И из этой, первой причины, проистекала и иная — досадная, обидная, банальная, прозаическая. Нашему читателю уже известно о нелюдимости Альберта Рудольштадта. В отличие от всех его родных, граф не бывал в других городах — не посещал ни открытий выставок, ни балов, где обыкновенно заводились полезные знакомства и связи, не делал "визитов вежливости", в то время как его родные исправно исполняли негласное светское обязательство появляться в домах важных сановников, близких ко двору Его Величества не реже, чем раз в шесть месяцев. Очень часто такие поездки дворяне совершали целенаправленно — не с намерением прослыть знатоками и ценителями искусства, блеснуть роскошью, достойной королевской крови или же попросту насладиться приятным обществом равных себе. Зачастую представителям той или иной богатой семьи были заранее известны имена гостей, что собирались встретиться друг с другом. В большинстве своём это были меценаты, владельцы больших лавок и мануфактур и их дочерей и сестёр. По положению в обществе, как правило, все эти люди были равны, олицетворяя знатность и известность в Чехии, а порой и за её пределами. Результатом этих своеобразных "визитов вежливости" становились договоры о взаимовыгодном сотрудничестве, новых закупках, поставках продуктов и дорогих тканей, и, конечно же, нахождение выгодных партий для своих молодых родственниц.
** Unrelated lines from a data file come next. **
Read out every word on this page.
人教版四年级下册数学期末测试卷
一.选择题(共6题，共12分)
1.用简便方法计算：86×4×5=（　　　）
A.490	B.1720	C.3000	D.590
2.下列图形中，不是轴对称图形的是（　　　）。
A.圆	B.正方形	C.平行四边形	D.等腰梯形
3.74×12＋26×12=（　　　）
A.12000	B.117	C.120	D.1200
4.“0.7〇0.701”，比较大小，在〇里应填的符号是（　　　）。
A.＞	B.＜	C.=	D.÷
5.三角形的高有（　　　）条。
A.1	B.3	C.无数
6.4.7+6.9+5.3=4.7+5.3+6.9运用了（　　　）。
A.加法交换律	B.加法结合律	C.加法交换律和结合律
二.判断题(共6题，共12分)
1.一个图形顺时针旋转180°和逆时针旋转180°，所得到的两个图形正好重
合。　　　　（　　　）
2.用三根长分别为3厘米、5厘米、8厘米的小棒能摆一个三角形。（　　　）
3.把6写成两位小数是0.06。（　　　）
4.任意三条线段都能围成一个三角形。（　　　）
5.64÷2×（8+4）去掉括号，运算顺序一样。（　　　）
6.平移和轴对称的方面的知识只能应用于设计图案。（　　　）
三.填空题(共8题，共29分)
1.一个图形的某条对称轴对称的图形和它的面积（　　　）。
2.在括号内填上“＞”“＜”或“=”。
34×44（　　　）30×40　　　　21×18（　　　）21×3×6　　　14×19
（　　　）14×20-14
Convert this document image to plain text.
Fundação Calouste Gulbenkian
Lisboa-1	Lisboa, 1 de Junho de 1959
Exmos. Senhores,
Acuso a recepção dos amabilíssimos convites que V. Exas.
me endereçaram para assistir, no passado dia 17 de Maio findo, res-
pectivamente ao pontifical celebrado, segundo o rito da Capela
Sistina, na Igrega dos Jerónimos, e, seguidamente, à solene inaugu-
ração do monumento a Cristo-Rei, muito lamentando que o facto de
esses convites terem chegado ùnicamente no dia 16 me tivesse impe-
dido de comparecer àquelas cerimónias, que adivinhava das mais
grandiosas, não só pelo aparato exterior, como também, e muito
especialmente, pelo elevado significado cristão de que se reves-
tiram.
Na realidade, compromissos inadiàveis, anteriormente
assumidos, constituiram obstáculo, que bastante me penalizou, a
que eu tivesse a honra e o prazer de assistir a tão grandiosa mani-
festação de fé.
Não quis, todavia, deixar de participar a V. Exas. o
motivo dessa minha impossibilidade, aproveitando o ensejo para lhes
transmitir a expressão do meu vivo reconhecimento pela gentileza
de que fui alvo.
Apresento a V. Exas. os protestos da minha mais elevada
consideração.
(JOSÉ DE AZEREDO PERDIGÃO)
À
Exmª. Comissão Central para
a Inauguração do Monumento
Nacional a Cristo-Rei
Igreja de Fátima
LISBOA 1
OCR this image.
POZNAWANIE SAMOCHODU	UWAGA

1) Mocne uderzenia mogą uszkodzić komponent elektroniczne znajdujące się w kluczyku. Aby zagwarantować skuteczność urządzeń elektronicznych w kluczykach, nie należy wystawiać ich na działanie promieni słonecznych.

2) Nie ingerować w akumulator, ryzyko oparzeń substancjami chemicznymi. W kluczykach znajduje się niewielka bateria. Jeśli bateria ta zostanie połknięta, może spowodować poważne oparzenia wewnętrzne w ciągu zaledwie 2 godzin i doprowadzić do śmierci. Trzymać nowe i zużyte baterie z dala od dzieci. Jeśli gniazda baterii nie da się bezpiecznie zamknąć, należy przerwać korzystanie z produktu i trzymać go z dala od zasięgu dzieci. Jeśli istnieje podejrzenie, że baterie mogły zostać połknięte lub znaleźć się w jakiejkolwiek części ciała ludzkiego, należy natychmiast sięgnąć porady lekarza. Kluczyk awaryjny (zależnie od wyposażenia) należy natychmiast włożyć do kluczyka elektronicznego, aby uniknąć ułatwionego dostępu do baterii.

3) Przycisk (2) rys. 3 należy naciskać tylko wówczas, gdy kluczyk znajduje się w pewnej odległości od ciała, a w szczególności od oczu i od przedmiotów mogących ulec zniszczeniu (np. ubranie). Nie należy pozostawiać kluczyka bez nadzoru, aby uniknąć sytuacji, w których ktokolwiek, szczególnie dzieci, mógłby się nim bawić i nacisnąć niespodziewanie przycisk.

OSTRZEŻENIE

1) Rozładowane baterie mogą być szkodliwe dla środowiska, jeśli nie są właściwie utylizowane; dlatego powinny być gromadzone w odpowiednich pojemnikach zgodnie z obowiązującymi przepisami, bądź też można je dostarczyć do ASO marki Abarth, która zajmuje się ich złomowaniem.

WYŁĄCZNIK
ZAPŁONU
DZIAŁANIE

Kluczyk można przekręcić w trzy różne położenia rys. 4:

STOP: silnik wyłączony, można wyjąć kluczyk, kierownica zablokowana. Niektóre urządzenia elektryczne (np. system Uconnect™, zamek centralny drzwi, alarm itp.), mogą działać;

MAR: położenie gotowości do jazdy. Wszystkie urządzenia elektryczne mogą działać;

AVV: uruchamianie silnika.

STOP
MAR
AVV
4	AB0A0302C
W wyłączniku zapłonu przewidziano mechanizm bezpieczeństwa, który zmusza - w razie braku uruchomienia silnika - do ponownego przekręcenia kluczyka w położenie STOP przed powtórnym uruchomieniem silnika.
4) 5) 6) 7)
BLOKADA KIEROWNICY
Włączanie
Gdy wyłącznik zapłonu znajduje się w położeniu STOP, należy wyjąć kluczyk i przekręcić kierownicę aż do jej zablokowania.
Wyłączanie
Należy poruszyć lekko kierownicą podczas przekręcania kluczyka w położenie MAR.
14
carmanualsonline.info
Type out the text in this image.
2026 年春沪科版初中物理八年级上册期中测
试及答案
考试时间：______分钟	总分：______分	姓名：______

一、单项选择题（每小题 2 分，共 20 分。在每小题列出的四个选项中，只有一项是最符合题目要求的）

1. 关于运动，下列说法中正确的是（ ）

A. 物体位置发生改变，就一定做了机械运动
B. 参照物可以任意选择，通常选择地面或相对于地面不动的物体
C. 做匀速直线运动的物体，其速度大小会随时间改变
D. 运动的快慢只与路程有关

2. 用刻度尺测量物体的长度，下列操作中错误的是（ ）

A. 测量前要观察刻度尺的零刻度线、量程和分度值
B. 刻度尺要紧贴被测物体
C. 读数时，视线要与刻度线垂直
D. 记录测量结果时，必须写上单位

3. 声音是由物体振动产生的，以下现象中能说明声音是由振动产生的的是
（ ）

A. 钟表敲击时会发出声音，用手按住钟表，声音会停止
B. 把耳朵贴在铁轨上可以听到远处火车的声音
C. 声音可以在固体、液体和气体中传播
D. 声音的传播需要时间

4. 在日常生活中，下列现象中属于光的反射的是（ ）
И, наконец, поскольку в XVIII столетии связь между людьми, жившими на дальних расстояниях друг от друга, осуществлялась лишь одним способом, если исключать личные встречи — посредством писем, шедших порой по целой неделе — молодой граф, не будучи знакомым ни с одним человеком из окружения собственной семьи, не зная адресов богатых имений, где, скрываясь за пеленой страха и нерешительности, могли жить такие же мятежные, несогласные с положением безвинно угнетаемых души — под столь же ненавистной крышей — физически не мог узнать о том, есть ли в этом мире потенциальные союзники для пламени, горящего в его груди.